On May 1, that is what the Census Bureau will begin doing. For those who don't complete and return the questionnaire, the bureau will send employees to homes to ask that the form be completed.
The cost to taxpayers to send a census worker to a home is $57, according to Dowell. When the form is mailed, it costs taxpayers .42 cents in prepaid postage.
If everyone returns the forms, taxpayers would save an estimated $1.5 billion, according to the Census Bureau.
The estimated cost to administer the census is $14.5 billion.
An estimated 48 million households are expected to not return the forms by mail. The bureau estimates hiring 650,000 workers to visit homes that didn't return forms.
The census is mandated every 10 years by the U.S. Constitution; the first one took place in 1790. Until the 1850 census, only heads of households were recorded by name.
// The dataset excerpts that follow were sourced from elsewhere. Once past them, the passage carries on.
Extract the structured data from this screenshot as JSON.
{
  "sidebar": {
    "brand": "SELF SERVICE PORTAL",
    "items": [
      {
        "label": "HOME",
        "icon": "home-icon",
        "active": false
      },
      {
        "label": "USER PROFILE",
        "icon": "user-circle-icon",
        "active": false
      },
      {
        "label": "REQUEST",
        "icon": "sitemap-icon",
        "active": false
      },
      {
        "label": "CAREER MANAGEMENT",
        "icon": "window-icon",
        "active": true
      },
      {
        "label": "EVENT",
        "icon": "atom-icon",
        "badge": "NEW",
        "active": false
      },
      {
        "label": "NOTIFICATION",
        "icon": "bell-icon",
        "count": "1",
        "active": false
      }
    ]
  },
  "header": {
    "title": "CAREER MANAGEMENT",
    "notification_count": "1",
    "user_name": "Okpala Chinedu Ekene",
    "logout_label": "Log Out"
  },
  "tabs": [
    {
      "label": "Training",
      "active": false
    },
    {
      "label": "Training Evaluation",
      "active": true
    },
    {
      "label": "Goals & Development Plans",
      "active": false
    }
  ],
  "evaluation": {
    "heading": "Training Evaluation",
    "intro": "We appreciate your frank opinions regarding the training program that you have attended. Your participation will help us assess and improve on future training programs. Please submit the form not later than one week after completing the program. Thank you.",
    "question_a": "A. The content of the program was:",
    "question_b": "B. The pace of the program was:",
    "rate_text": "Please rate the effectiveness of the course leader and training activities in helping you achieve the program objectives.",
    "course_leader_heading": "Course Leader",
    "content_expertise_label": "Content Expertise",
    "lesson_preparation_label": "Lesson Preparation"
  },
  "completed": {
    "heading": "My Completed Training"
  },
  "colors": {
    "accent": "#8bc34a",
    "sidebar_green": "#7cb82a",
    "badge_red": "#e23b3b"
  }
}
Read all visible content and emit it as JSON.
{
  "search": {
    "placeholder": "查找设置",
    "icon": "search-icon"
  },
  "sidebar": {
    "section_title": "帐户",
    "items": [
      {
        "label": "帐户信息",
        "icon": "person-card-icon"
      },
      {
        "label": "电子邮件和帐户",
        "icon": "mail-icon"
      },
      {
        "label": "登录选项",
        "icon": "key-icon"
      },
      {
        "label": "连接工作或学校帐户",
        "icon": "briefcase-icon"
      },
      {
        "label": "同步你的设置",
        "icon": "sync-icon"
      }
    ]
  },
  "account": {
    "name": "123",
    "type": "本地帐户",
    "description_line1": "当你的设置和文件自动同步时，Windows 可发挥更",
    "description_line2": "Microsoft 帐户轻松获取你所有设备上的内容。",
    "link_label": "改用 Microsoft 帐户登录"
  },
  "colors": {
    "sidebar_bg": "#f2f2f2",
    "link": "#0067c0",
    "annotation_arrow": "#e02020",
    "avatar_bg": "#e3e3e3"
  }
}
The Census Bureau also oversees the American Community Survey, which collects additional information from citizens by sending more detailed, lengthier questionnaires to some homes. That survey is separate from the census forms sent out in March.
The Census Bureau says it does not release information about people completing the forms, expect for statistical purposes.
For the first time ever, the bureau is sending some bilingual forms to communities with large Hispanic populations.